A recent study reported that IgG antibodies to L1 capsids are essential for regression of HPV-induced cervical lesions and are associated with better prognosis [14]. However, during our research we could not detect the presence of these antibodies in our patient’s plasma. Such a result may be explained by her immunocompromised status and a lack of CD19+ lymphocyte subpopulation 12 months and 16 months after renal transplantation. This was caused by the rituximab, which inhibits activity of B cells, that she received 2 weeks before.

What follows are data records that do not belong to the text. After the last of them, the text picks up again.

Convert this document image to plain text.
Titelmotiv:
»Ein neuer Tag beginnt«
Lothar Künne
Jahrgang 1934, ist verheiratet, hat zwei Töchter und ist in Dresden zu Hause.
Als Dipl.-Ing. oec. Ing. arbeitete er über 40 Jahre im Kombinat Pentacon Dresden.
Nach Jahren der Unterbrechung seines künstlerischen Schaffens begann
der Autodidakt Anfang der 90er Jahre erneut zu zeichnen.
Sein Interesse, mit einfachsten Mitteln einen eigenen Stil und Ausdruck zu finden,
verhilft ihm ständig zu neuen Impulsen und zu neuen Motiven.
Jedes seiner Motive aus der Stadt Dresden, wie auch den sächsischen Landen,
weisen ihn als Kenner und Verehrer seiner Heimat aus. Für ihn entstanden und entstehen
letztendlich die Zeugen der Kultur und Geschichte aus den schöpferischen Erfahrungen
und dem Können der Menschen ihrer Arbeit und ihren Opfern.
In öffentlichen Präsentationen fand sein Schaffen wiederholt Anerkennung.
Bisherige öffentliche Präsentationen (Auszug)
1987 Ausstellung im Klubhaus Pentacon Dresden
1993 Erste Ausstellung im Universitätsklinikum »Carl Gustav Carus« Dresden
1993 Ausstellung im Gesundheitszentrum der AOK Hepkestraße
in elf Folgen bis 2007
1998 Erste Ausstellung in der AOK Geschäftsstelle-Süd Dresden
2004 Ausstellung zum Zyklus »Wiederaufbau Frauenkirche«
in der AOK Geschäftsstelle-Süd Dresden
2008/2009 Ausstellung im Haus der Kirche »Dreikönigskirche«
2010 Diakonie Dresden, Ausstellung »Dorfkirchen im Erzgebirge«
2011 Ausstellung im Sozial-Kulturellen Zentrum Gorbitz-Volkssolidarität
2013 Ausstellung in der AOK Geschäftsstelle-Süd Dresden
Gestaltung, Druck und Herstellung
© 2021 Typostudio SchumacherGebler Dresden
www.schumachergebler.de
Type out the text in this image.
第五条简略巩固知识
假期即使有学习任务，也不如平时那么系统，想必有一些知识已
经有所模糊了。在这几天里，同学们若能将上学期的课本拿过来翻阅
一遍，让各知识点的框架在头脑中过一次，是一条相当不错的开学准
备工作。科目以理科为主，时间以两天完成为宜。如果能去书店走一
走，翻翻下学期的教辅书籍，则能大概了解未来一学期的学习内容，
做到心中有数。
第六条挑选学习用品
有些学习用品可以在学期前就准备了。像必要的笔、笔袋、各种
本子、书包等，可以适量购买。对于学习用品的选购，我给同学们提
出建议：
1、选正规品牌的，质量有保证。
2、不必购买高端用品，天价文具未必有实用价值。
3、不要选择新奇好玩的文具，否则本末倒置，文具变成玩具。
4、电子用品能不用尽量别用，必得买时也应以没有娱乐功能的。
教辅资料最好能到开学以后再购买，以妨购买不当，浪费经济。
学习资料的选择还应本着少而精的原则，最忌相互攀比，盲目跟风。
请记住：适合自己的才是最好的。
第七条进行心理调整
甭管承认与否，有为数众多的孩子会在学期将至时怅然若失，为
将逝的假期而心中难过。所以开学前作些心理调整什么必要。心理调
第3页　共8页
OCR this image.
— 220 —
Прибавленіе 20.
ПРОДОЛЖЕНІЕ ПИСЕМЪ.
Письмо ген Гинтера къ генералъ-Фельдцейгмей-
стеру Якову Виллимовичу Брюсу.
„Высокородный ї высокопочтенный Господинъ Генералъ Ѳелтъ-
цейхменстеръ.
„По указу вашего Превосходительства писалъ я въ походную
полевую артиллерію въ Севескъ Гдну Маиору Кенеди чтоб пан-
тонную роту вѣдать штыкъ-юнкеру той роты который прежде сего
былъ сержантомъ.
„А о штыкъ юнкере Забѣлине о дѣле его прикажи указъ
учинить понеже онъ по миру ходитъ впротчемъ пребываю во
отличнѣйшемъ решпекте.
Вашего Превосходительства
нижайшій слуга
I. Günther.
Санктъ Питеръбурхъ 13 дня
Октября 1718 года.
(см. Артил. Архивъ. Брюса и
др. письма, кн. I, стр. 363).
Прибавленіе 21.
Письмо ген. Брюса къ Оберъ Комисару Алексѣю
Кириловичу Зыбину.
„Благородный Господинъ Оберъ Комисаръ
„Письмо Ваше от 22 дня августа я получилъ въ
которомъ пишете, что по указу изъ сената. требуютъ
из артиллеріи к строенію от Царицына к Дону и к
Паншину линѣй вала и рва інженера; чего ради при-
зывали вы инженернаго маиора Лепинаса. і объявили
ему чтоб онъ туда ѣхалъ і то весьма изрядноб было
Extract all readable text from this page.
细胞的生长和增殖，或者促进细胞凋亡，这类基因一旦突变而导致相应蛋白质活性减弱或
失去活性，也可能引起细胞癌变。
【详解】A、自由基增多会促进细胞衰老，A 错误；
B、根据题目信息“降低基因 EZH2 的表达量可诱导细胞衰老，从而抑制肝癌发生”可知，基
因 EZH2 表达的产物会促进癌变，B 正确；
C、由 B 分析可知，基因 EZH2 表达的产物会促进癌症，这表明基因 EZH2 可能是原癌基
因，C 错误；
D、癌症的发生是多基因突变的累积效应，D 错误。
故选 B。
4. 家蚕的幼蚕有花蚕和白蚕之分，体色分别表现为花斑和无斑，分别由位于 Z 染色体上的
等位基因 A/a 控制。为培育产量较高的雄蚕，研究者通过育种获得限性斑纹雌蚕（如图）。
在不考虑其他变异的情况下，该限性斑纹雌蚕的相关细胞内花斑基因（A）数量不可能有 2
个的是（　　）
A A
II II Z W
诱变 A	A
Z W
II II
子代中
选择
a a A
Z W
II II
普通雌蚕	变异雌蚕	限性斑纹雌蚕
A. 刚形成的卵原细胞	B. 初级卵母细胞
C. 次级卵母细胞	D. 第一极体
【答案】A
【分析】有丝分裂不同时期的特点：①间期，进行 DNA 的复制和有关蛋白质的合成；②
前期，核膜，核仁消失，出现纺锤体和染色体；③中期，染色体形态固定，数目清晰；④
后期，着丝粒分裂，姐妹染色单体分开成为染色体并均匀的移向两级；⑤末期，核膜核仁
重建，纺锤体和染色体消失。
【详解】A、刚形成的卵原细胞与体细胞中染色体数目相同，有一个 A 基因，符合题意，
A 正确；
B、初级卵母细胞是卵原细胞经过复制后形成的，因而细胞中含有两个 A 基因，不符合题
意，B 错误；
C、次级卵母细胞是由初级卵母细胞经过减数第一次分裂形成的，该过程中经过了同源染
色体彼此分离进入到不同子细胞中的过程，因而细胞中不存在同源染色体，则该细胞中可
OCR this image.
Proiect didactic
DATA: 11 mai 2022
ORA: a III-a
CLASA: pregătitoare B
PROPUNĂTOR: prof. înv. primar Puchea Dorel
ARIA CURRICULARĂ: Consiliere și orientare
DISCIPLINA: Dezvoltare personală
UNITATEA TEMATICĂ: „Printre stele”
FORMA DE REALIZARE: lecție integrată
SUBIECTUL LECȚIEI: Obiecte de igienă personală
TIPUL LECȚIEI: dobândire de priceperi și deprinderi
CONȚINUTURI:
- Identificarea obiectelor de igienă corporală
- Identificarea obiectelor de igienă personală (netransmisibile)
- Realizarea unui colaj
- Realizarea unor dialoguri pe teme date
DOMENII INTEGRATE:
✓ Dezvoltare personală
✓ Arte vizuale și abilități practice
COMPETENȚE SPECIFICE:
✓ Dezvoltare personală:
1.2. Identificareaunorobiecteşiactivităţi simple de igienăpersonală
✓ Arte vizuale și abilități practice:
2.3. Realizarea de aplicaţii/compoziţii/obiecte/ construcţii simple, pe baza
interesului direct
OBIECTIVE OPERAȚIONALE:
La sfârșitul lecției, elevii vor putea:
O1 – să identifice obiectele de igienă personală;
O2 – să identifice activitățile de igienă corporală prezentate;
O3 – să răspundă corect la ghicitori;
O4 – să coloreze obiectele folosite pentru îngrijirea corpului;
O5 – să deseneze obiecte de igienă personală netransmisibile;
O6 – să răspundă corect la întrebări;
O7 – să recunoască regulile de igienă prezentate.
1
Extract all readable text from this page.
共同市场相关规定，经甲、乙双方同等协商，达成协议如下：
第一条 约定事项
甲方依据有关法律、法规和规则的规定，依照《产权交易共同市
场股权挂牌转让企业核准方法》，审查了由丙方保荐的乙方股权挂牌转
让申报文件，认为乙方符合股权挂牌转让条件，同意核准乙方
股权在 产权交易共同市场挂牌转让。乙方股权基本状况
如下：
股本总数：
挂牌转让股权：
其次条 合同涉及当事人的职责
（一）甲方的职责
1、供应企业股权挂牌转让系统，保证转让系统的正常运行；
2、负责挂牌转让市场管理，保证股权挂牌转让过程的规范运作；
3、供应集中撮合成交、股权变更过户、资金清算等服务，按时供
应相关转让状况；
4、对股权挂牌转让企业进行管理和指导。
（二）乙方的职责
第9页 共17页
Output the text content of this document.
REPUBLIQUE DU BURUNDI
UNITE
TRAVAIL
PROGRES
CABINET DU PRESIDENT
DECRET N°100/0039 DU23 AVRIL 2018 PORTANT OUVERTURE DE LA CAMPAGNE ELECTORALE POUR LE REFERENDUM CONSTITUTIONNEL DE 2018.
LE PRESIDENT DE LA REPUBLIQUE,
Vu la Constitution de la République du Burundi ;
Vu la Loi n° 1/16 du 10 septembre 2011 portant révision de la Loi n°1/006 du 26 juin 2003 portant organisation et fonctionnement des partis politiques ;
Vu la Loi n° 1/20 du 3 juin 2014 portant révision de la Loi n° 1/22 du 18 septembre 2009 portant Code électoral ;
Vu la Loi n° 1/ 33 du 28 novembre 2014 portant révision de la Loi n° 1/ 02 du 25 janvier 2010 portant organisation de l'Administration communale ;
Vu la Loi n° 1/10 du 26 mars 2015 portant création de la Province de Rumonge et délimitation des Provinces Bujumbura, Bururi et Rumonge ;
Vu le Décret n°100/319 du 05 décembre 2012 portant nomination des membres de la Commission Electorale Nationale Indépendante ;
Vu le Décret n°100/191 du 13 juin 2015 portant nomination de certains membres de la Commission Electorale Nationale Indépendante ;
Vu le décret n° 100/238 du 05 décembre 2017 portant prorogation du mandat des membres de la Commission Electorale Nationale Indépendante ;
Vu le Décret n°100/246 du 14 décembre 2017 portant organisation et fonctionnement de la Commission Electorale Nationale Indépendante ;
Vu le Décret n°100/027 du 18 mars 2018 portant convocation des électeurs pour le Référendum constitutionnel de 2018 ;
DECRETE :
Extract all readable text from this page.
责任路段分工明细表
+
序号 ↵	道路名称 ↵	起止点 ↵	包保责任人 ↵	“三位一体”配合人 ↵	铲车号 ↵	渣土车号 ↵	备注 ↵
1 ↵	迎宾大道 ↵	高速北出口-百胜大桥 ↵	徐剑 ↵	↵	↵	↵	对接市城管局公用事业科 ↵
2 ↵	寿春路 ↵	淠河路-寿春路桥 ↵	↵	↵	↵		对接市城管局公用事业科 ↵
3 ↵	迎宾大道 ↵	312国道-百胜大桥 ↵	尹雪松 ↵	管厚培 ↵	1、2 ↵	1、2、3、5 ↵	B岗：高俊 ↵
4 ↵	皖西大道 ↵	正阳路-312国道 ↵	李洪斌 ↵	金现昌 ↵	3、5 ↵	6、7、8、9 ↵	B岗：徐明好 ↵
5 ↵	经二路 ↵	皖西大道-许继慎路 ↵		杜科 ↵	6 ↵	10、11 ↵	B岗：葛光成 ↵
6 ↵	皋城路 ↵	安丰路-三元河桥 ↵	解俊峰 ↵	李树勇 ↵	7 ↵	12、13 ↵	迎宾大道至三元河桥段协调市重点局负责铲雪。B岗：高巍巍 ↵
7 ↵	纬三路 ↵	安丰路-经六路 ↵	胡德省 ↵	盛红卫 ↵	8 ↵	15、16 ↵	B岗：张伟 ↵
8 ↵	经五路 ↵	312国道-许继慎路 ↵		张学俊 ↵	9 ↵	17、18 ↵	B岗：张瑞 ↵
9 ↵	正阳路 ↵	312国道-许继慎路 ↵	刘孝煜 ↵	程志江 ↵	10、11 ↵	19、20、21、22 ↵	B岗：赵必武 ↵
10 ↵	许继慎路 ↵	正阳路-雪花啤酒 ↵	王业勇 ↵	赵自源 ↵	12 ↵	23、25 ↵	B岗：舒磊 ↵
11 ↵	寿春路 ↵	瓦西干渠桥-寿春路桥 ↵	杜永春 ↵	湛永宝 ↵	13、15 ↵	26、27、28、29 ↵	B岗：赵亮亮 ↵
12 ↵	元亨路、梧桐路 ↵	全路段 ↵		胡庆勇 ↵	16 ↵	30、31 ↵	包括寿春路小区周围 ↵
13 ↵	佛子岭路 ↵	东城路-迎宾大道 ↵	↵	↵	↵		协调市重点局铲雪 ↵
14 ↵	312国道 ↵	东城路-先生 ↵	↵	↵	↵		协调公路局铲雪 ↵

In the case of our patient, we observed a noticeable viral load reduction from 7,413,102 copies/105 cells to 39 copies/105 cells 2 months after her spontaneous abortion. It could be considered that the physical impact on cervical mucosa during spontaneous abortion and related mucosal inflammation afterwards contributed to the partial expulsion of the virus from the host. However, if virus clearance associated with lack of IgG antibodies to L1 major viral capsid’s protein is possible, then it may mean that she will have another viral load increase in the future.

Conclusions

Immunosuppressive therapy, due to its negative efficacy on immune cell proliferation and immune activity, increases renal transplant recipients’ risk of developing persistent HR HPV infection with expression of E6 and E7 oncogenes. However, even during this therapy the immune status of a recipient can improve and contribute to a decrease in HPV viral load. Spontaneous abortion can also be considered a possible contributory factor in HPV clearance.